ありがとうございます。現在は受講生を募集中という事ですね?

永松:

はい。アスリートの方、コーチの方、現役の方、引退された方、その他異業種の方でも気にせず参加頂ければ、大変幸いです。

河島:

この事業における目標や方向性等のビジョンはありますか?

永松:

ここで学んで頂いた方を中心として、一大コミュニティを作りたいと考えています。私自身も、スポーツビジネス業界では、かなり変わったキャリアの人間だと思っておりますので、私を含めて、多様なキャリアを持った方が集まる独自性のあるコミュニティになっていけば良いと思います。

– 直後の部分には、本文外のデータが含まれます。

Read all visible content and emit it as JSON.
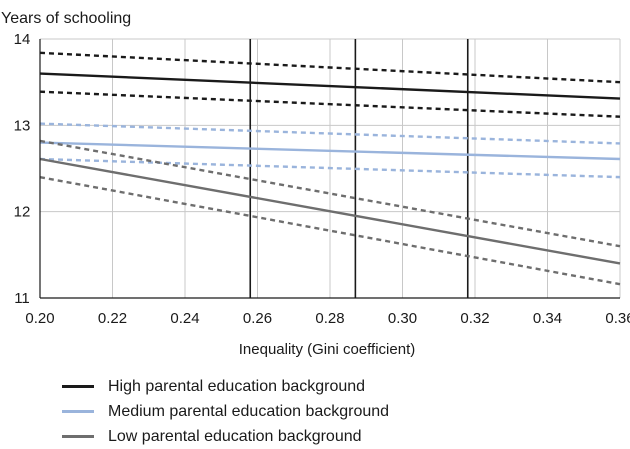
{
  "chart_data": {
    "type": "line",
    "ylabel": "Years of schooling",
    "xlabel": "Inequality (Gini coefficient)",
    "xlim": [
      0.2,
      0.36
    ],
    "ylim": [
      11,
      14
    ],
    "xticks": [
      "0.20",
      "0.22",
      "0.24",
      "0.26",
      "0.28",
      "0.30",
      "0.32",
      "0.34",
      "0.36"
    ],
    "yticks": [
      "11",
      "12",
      "13",
      "14"
    ],
    "grid": true,
    "vlines": [
      0.258,
      0.287,
      0.318
    ],
    "legend_position": "bottom",
    "series": [
      {
        "name": "High parental education background",
        "color": "#1a1a1a",
        "x": [
          0.2,
          0.36
        ],
        "y": [
          13.6,
          13.31
        ],
        "ci_upper": [
          13.84,
          13.5
        ],
        "ci_lower": [
          13.39,
          13.1
        ]
      },
      {
        "name": "Medium parental education background",
        "color": "#9ab4dc",
        "x": [
          0.2,
          0.36
        ],
        "y": [
          12.8,
          12.61
        ],
        "ci_upper": [
          13.02,
          12.79
        ],
        "ci_lower": [
          12.61,
          12.4
        ]
      },
      {
        "name": "Low parental education background",
        "color": "#6e6e6e",
        "x": [
          0.2,
          0.36
        ],
        "y": [
          12.61,
          11.4
        ],
        "ci_upper": [
          12.82,
          11.6
        ],
        "ci_lower": [
          12.4,
          11.16
        ]
      }
    ]
  }
}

(聞き手:(株)RIGHT STUFF 代表取締役 河島徳基)


インタビュー中にもあったが、セカンドキャリア支援とは「就職先の斡旋」だけではない。アスリートがこの先何をしたいのか、自分の強みは何なのか、世の中はどうなっているのか、この辺りをしっかり整理した上でアスリート自ら次を選択する能力を身に着ける必要がある。本来これはアスリートである時からやっておかなければならない事なのだが、日本のスポーツ界では残念ながらまだまだ現役中は「競技だけに集中する」という考え方が残っている。今回取り上げた「MANAGEMENT-K CAREER」の今後に注目したい。